After the advent of movies, we have learned to stack and rekindle our memories in a uniquely cinematic way. We reminisce as if they are shot as a scene from a sequence from our past. And, in such a sequence, a group of 11-year- old boys were noisily searching for their seats in the darkness of a suburban cinema theatre years ago. The movie, Devaraagam, directed by Bharathan, had already started rolling and the tiny heads of the boys interrupting the view irritated the already seated audience.
Then, amid the chaos, the hero in the movie slipped into a memory, like we do in real life, of a song sequence in which a group of young women danced with lamps in their hands. The whole street was lit with lamps and there she was; magnificence personified with a lamp in her hand and the light in her eyes. As if a metaphorical reference to her otherworldly beauty, director Bharathan jump cut her close-up shot to a stunning close-up of a deity adorned with a garland and ornaments.
Be it the name, or the appearance in real life, or the characters she played onscreen, the title Sridevi was always synonymous with the word 'goddess'. She enacted every facet of Indian women in her fifty-year-long career spanning all the major film industries in India. Beginning as a child artist in 1969, she played crucial roles alongside Rajinikanth and Kamal Haasan in the South throughout the 70s and conquered Bollywood with back-to-back blockbusters in the 80s.
Movies like Julie, Moondru Mudichu, Varumaiyin Niram Sivappu, Pathinaru Vayadhinile, Sigappu Rojakkal, Moondram Pirai, Premabishekam, Sadma, Chandni, Mr India, and Devaraagam made her the most adored female actor, and eventually the first lady superstar of Indian cinema. She established deadly onscreen combos with stars like Jeetendra and Kamal Haasan which worked for almost a decade with a number of blockbusters. The rise and reign of Sridevi imply the complex and often mysterious bond between Indian viewers and the movie stars.
In India, where the society is layered with diverse aspirations and dreams of various classes, a superstar is a common factor, who almost single-handedly shoulders the weight of the dreams and aspirations of their heydays. At a psychological level, this connection works like that between a deity and devotee; at an emotional level, this connection is the safety valve of the viewers to vent out their frustrations; at a financial level, this connection makes the industry keep running on its wheels.

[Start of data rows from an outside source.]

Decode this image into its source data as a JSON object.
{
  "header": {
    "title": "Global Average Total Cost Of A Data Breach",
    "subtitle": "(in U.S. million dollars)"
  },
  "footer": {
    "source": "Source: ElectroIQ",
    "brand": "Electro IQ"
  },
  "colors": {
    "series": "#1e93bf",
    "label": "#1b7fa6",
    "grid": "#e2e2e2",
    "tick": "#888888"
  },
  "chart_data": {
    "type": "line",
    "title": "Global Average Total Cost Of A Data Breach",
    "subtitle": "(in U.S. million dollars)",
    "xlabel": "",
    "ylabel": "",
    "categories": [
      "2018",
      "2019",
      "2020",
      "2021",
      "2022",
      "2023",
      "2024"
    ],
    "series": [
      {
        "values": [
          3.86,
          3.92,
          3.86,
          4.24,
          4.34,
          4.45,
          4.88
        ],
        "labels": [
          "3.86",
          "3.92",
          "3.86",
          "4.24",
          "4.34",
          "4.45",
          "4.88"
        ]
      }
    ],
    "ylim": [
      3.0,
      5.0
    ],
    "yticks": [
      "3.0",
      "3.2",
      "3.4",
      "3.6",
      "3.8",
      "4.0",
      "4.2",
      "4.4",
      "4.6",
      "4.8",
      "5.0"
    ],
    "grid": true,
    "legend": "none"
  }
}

Sridevi was the first female actor in Indian cinema who cracked the male supremacy in all these three connections. It is a feat achieved not just by a good looking face, a smile, the support of godfathers, or elastic dance moves, but with an insurmountable effort demanding patience, skill, endurance, grace, intuitiveness, innovation, and most importantly, courage. She wasn't a queen by default, because of some crown wearing king husband, she was a queen on her own terms and by her own merits.
This is an exhausting proposition for a female actor in a predominantly patriarchal industry. Yet, Sridevi hasn't just lived the lives Indian women cherished, but also lived the lives of those women who are cherished by Indian men, for almost five decades. It is interesting to notice that she kept that representative potential of her roles when picked up the perseverant mother character in the 2012 movie, English Vinglish, for a comeback after a hiatus.
In Mira Nair’s 1988 movie Salaam Bombay, a girl in a brothel dances to the tunes of Sridevi’s iconic dance number Hawa Hawai from Mr India. On a conclusive knock, that made Sridevi a superstar; to instil dreams into dreamless minds, to fill empty hearts with the joy of living, to give form to our amorphous desires, to love for the loveless, and live the lost lives of a million of men and women onscreen. With sheer bravery and determination, she delved into unknown terrains and languages only to surface with a handful of cinematic dreams, or rather, memories. Adieu!